Key Concepts of Section 16.5

• Many RTKs and cytokine receptors can initiate the IP₃/DAG signaling pathway by activating phospholipase C_γ (PLC_γ), a different PLC isoform than the one activated by G protein–coupled receptors.

• Activated RTKs and cytokine receptors also can initiate another phosphoinositide pathway by binding a PI-3 kinase, thereby allowing the enzyme access to its membrane-bound phosphoinositide substrates, which then become phosphorylated at the 3 position (PI 3-phosphates; see Figure 16-28).

• The PH domain in various proteins binds to PI 3-phosphates, forming signaling complexes associated with the cytosolic face of the plasma membrane.

• Protein kinase B (PKB) becomes partially activated by binding to PI 3-phosphates with its PH domain. Full activation of PKB requires phosphorylation by the kinase PDK1, which is also recruited to the membrane by binding to PI 3-phosphates, and by a second kinase, PDK2 (see Figure 16-29).

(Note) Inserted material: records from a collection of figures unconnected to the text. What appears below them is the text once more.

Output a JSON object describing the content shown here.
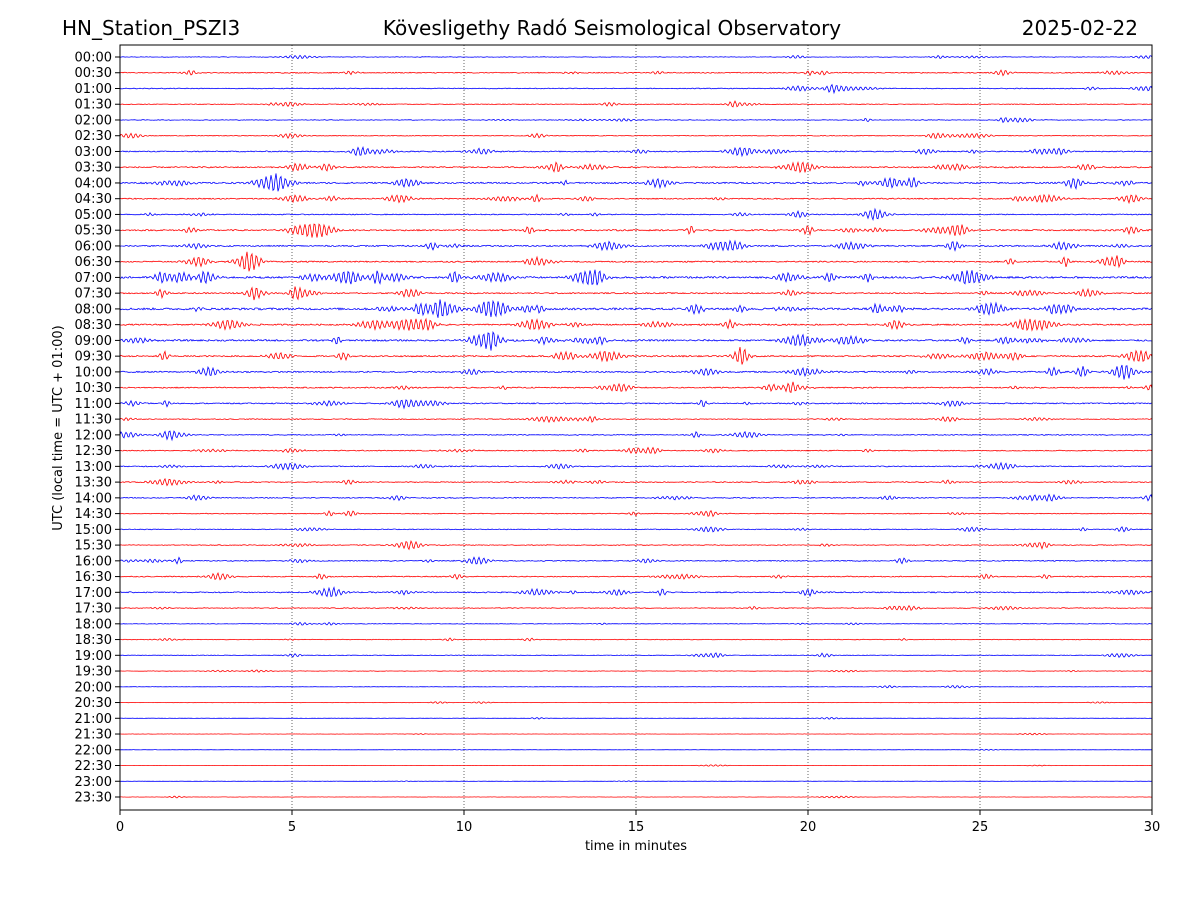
{
  "header": {
    "station": "HN_Station_PSZI3",
    "title": "Kövesligethy Radó Seismological Observatory",
    "date": "2025-02-22"
  },
  "chart_data": {
    "type": "line",
    "subtype": "seismogram dayplot",
    "xlabel": "time in minutes",
    "ylabel": "UTC (local time = UTC + 01:00)",
    "xlim": [
      0,
      30
    ],
    "xticks": [
      0,
      5,
      10,
      15,
      20,
      25,
      30
    ],
    "grid": "vertical dotted lines at x ticks",
    "colors": [
      "#0000ff",
      "#ff0000"
    ],
    "rows": [
      "00:00",
      "00:30",
      "01:00",
      "01:30",
      "02:00",
      "02:30",
      "03:00",
      "03:30",
      "04:00",
      "04:30",
      "05:00",
      "05:30",
      "06:00",
      "06:30",
      "07:00",
      "07:30",
      "08:00",
      "08:30",
      "09:00",
      "09:30",
      "10:00",
      "10:30",
      "11:00",
      "11:30",
      "12:00",
      "12:30",
      "13:00",
      "13:30",
      "14:00",
      "14:30",
      "15:00",
      "15:30",
      "16:00",
      "16:30",
      "17:00",
      "17:30",
      "18:00",
      "18:30",
      "19:00",
      "19:30",
      "20:00",
      "20:30",
      "21:00",
      "21:30",
      "22:00",
      "22:30",
      "23:00",
      "23:30"
    ],
    "relative_amplitude": [
      0.6,
      1,
      0.8,
      0.7,
      0.7,
      0.7,
      1.2,
      1.3,
      1.6,
      1.2,
      1,
      1.5,
      1.4,
      1.4,
      2,
      1.3,
      2.2,
      1.5,
      1.8,
      1.5,
      1.5,
      1.2,
      1.2,
      0.9,
      0.9,
      1,
      1,
      1,
      1,
      0.8,
      0.8,
      0.8,
      1,
      1,
      1.2,
      0.8,
      0.6,
      0.6,
      0.6,
      0.5,
      0.4,
      0.4,
      0.3,
      0.3,
      0.3,
      0.3,
      0.3,
      0.3
    ]
  }
}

• Activated PKB promotes survival of many cells by directly phosphorylating and inactivating several pro-apoptotic proteins and by phosphorylating and inactivating the FOXO3a transcription factor, which otherwise induces synthesis of pro-apoptotic proteins.

• Signaling via the PI-3 kinase pathway is terminated by the PTEN phosphatase, which hydrolyzes the 3-phosphate in PI 3-phosphates. Loss of PTEN, a common occurrence in human tumors, promotes cell survival and proliferation.